For centuries, usually through the quiet response of an altar server or through the sung response of a choir, the worshippers at a Catholic Mass affirmed the Eucharistic work of the celebrant through the “Great Amen” uttered at the conclusion of the canon of the Mass. Thus the people acknowledged in their hearts and asserted with their lips that the saving sacrifice of Jesus Christ had been renewed on the altar of their parish church. “Yes! So be it! I agree! Amen!,” announced the Catholic laity, rejoicing that, once again, the death of Christ had been proclaimed, in fact, renewed, until he should come.
One of the significant liturgical changes resulting after the Second Vatican Council was to amplify the voices of the Catholic laity by inviting all those assembled to reaffirm the consecrating words of the priest through a brief but intensive response of their own. Raising the Body of Christ and the Precious Blood briefly, inviting the adoration of all present, the celebrant then places the Sacred Body and Blood on the altar and announces to the community: “The mystery of faith!” This terse phrase had previously been included in the actual words of consecrating the Precious Blood. Now they form an acclamation celebrating the fullness of the Eucharistic sacrifice. Both the Body “given” and the Blood “poured out” constitute an essential Christian value, a most central aspect of Church belief, indeed a quintessential mystery of the Catholic faith. The newer Memorial Acclamation along with the traditional Great Amen allows the congregation to acknowledge their baptismal dignity as a priestly people who actively and appropriately share in the Church’s solemn worship.
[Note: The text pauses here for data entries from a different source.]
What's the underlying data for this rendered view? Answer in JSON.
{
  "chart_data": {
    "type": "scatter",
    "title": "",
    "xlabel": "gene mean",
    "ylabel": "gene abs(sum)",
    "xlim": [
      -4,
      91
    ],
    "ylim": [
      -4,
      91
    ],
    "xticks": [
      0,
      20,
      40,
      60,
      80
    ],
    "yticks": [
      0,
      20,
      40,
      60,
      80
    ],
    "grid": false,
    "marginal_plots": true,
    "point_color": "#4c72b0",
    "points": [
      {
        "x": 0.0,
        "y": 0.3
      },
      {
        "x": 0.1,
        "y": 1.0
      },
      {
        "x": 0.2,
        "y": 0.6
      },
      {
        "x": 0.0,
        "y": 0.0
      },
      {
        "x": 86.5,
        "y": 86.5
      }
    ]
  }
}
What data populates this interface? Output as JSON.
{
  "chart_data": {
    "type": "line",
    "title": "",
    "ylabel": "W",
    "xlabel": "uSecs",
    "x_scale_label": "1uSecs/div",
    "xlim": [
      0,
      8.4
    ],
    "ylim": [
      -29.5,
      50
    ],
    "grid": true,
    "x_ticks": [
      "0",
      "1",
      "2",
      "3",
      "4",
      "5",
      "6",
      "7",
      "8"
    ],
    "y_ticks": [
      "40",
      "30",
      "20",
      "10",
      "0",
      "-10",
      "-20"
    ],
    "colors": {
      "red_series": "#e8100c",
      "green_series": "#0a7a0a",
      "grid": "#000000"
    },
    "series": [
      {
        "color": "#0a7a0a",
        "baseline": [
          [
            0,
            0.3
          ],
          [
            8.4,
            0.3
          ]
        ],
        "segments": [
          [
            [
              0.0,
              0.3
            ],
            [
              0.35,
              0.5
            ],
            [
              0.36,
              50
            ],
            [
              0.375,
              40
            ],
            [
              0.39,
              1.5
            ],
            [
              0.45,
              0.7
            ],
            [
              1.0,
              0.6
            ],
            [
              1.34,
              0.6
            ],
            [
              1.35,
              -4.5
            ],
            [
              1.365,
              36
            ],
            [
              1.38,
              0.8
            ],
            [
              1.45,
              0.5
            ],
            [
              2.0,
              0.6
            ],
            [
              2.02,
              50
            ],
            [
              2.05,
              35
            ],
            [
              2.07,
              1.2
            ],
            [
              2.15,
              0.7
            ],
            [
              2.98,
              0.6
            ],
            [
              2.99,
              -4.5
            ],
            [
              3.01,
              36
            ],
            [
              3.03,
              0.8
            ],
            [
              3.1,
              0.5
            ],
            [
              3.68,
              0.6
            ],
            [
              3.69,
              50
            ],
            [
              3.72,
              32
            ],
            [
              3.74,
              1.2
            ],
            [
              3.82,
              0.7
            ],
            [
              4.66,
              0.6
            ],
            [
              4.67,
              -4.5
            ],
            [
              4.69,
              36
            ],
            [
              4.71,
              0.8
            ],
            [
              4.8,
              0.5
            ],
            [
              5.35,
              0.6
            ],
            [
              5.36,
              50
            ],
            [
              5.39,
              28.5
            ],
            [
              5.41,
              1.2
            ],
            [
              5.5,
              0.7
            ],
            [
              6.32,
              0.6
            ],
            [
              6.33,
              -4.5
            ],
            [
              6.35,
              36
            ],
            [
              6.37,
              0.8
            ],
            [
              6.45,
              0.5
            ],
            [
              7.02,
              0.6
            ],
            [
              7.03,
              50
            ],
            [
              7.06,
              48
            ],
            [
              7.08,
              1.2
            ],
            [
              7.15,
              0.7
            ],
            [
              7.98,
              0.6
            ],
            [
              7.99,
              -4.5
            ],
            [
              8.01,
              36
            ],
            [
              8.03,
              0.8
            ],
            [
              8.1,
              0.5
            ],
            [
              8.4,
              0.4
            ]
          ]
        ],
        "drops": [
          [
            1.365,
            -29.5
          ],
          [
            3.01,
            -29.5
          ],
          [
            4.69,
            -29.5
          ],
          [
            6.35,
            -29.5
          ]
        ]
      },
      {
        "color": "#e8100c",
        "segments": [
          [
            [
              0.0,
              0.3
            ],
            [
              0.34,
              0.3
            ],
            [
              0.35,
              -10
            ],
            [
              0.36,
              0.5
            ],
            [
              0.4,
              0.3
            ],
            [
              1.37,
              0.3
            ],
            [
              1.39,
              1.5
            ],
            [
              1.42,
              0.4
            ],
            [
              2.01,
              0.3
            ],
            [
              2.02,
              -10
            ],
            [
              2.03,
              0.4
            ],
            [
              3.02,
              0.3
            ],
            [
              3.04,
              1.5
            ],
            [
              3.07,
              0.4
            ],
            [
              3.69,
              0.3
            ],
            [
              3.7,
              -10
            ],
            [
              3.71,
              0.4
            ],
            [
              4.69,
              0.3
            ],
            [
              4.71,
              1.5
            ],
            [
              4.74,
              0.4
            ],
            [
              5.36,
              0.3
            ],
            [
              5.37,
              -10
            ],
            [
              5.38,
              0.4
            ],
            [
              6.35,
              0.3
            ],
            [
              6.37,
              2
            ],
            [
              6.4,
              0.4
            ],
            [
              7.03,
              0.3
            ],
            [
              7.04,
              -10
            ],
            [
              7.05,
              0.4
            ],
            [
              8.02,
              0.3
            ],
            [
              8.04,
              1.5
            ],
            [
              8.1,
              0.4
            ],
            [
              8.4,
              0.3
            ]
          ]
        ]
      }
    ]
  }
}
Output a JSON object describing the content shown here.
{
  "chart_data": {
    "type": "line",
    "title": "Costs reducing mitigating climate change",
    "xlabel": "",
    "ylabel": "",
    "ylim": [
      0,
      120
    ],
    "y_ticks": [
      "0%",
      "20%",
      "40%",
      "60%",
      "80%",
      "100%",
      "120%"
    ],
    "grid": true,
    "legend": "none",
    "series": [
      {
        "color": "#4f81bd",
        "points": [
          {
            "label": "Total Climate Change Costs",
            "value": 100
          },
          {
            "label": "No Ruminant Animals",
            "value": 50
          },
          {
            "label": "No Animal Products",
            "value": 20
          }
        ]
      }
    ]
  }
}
The poetic words of St. Thomas Aquinas, read this coming Sunday in the sequence before the Gospel, speak of the importance of proudly recalling the sacramental mystery: “What he did at supper seated, Christ ordained to be repeated, His memorial ne’er to cease.” As Jesus himself said at the Last Supper, “Do this in remembrance of me.” The current liturgy offers a choice of three memorial proclamations, spoken or sung by the faithful, which constitute variations on a theme closely associated with the words of St. Paul written to the Corinthians: “For as often as you eat this bread and drink the cup, you proclaim the death of the Lord until he comes.” The mystery, of course, is that the consecrated bread and the consecrated cup on the world’s Catholic altars actually renew and make present for every generation of believers the death and resurrection of Christ with all the atoning and redeeming power that was originally present on Calvary and on Easter morning. The mystery of faith announced and effected at Mass is clearly the whole Paschal Mystery, the mystery of Christ’s passion, death, resurrection and ascension which abolished every sin since Eden and unlocked the gates of heaven for all mankind.
The three options are, of course, familiar to any church-goer: A — ‘We proclaim your Death, O Lord, and profess your Resurrection until you come again.’ B — ‘When we eat this Bread and drink this Cup, we proclaim your death, O Lord, until you come again.’ C — ‘Save us, Savior of the world, for by your Cross and Resurrection you have set us free.’ Although two of the acclamations expressly mention Christ’s death and resurrection and one mentions only his death, certainly the whole Paschal Mystery — Good Friday through Ascension Thursday — is intended. Worshippers are invited not only to appreciate what Christ did for mankind in the past — his saving death and resurrection — but also to anticipate what Christ will do for those same believers in the future, finally welcoming them into the glory of heaven to enjoy with him the Father’s presence. Saluting the breadth of the Paschal Mystery in this coming Sunday’s Gospel account, St. John very powerfully makes this important connection between the Eucharist and the life to come: “Whoever eats my flesh and drinks my blood has life eternal, and I will raise him on the last day.” All of redemptive history, the past and the future, are celebrated through these three liturgical acclamations.
The Mystery of Faith, vocally proclaimed by a grateful assembly at every Mass, commemorates and recommends the wide panorama of Christian realities. The obedience of Christ facing death, the agony of Christ experiencing the cross, the joy of Christ’s resurrection to earthly life and the glory of Christ’s return to share the Father’s heavenly life, all of these events are enshrined for the ages in the sacramental ritual of Christ’s Body and Blood — the Holy Sacrifice of the Mass.